Exploiting Latent Semantic Mapping for Generic Feature Extraction – Jerome R. Bellegarda (Apple Inc.)
Originally formulated in the context of information retrieval, latent semantic analysis exhibits three main characteristics: (i) words and documents (i.e., discrete entities) are mapped onto a continuous vector space; (ii) this mapping is determined by global correlation patterns; and (iii) dimensionality reduction is an integral part of the process. Because such fairly generic properties may be advantageous in a variety of different contexts, this has sparked interest in a more inclusive interpretation of the underlying paradigm. The outcome is latent semantic mapping, a data-driven framework for modeling global relationships implicit in large volumes of (not necessarily textual) data. The purpose of this talk is to give a broad overview of the framework, highlight the attendant focus shift from semantic classification to more general feature extraction, and underscore the multi-faceted benefits it can bring to a number of problems in speech and language processing. We conclude with a discussion of the inherent trade-offs associated with the approach, and some perspectives on its likely role in information extraction going forward.
Jerome R. Bellegarda received the Ph.D. degree in Electrical Engineering from the University of Rochester, Rochester, New York, in 1987. From 1988 to 1994 he worked on automatic speech and handwriting recognition at the IBM T.J. Watson Research Center, Yorktown Heights, New York. In 1994 he joined Apple Inc, Cupertino, California, where he is currently Apple Distinguished Scientist in Speech & Language Technologies.
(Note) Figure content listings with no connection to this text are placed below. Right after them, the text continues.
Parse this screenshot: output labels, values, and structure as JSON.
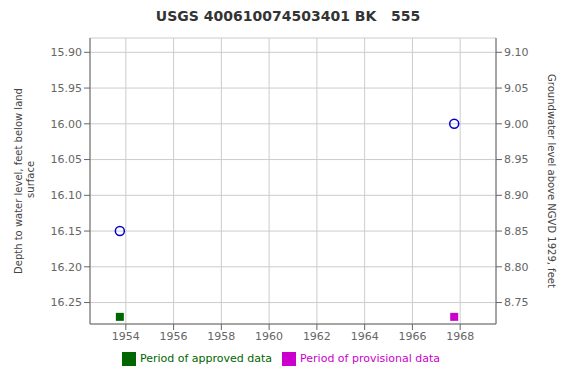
{
  "chart_data": {
    "type": "scatter",
    "title": "USGS 400610074503401 BK   555",
    "y_label": "Depth to water level, feet below land\n surface",
    "y2_label": "Groundwater level above NGVD 1929, feet",
    "xlim": [
      1952.5,
      1969.5
    ],
    "xticks": [
      1954,
      1956,
      1958,
      1960,
      1962,
      1964,
      1966,
      1968
    ],
    "ylim": [
      16.28,
      15.88
    ],
    "yticks": [
      {
        "value": 15.9,
        "label": "15.90"
      },
      15.95,
      {
        "value": 16.0,
        "label": "16.00"
      },
      16.05,
      {
        "value": 16.1,
        "label": "16.10"
      },
      16.15,
      {
        "value": 16.2,
        "label": "16.20"
      },
      16.25
    ],
    "y2lim": [
      8.72,
      9.12
    ],
    "y2ticks": [
      {
        "value": 9.1,
        "label": "9.10"
      },
      9.05,
      {
        "value": 9.0,
        "label": "9.00"
      },
      8.95,
      {
        "value": 8.9,
        "label": "8.90"
      },
      8.85,
      {
        "value": 8.8,
        "label": "8.80"
      },
      8.75
    ],
    "grid": true,
    "legend": "bottom",
    "series": [
      {
        "color": "#0000cc",
        "marker": "open_circle",
        "x": [
          1953.75,
          1967.75
        ],
        "values": [
          16.15,
          16.0
        ]
      },
      {
        "name": "Period of approved data",
        "color": "#006600",
        "marker": "square",
        "x": [
          1953.75
        ],
        "values": [
          16.27
        ]
      },
      {
        "name": "Period of provisional data",
        "color": "#cc00cc",
        "marker": "square",
        "x": [
          1967.75
        ],
        "values": [
          16.27
        ]
      }
    ]
  }
}
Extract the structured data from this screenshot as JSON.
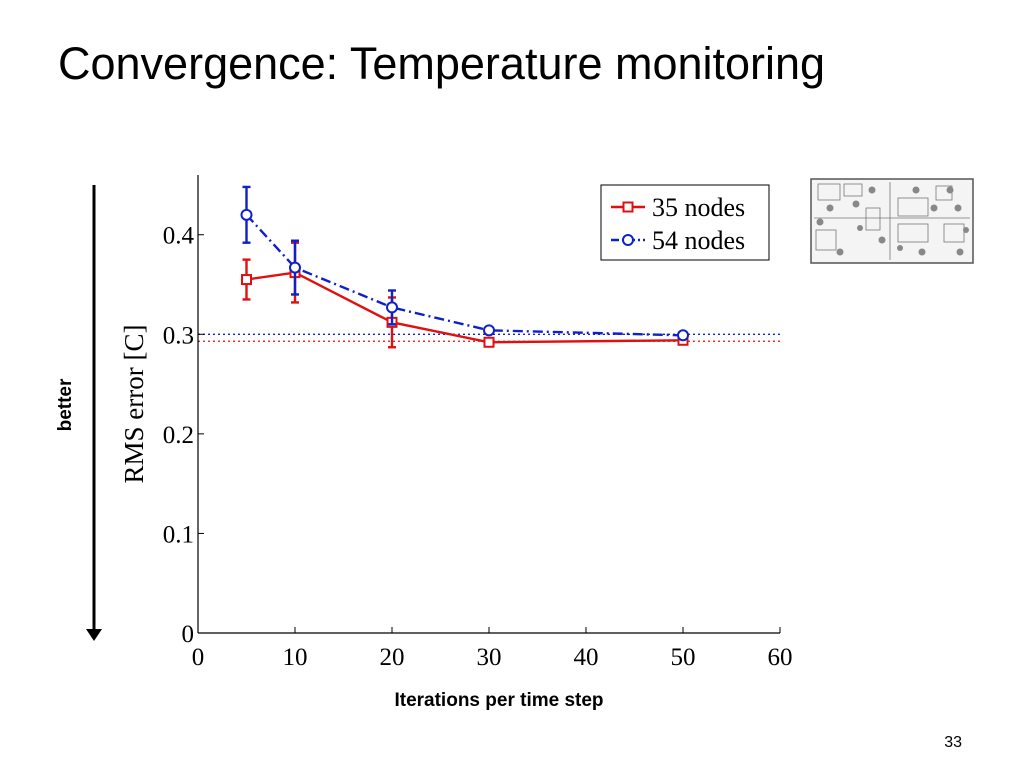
{
  "slide": {
    "title": "Convergence: Temperature monitoring",
    "page_number": "33",
    "better_label": "better",
    "floorplan_icon": "floor-plan-thumbnail"
  },
  "chart_data": {
    "type": "line",
    "title": "",
    "xlabel": "Iterations per time step",
    "ylabel": "RMS error [C]",
    "xlim": [
      0,
      60
    ],
    "ylim": [
      0,
      0.46
    ],
    "xticks": [
      0,
      10,
      20,
      30,
      40,
      50,
      60
    ],
    "yticks": [
      0,
      0.1,
      0.2,
      0.3,
      0.4
    ],
    "ytick_labels": [
      "0",
      "0.1",
      "0.2",
      "0.3",
      "0.4"
    ],
    "grid": false,
    "legend_position": "top-right",
    "series": [
      {
        "name": "35 nodes",
        "color": "#e01010",
        "line_style": "solid",
        "marker": "square",
        "x": [
          5,
          10,
          20,
          30,
          50
        ],
        "y": [
          0.355,
          0.362,
          0.312,
          0.292,
          0.294
        ],
        "err": [
          0.02,
          0.03,
          0.025,
          0.0,
          0.0
        ],
        "reference_y": 0.293
      },
      {
        "name": "54 nodes",
        "color": "#1020c8",
        "line_style": "dashdot",
        "marker": "circle",
        "x": [
          5,
          10,
          20,
          30,
          50
        ],
        "y": [
          0.42,
          0.367,
          0.327,
          0.304,
          0.299
        ],
        "err": [
          0.028,
          0.027,
          0.017,
          0.0,
          0.0
        ],
        "reference_y": 0.3
      }
    ]
  }
}
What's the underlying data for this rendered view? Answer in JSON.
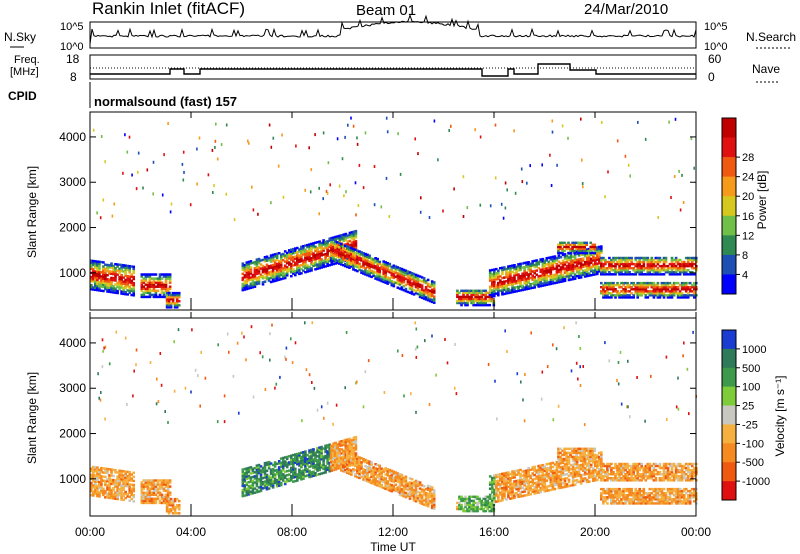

His general interests span voice-driven man-machine communications, multiple input/output modalities, and multimedia knowledge management. In these areas he has written approximately 150 publications, and holds over 40 U.S. and foreign patents. He has also served on many international scientific committees, review panels, and editorial boards. In particular, he has worked as Expert Adviser on speech technology for both the National Science Foundation and the European Commission (DGXIII), was Associate Editor for the IEEE Transactions on Audio, Speech and Language Processing, served on the IEEE Signal Processing Society Speech Technical Committee, and is currently a member of the Speech Communication Editorial Advisory Board. He is a Fellow of the IEEE.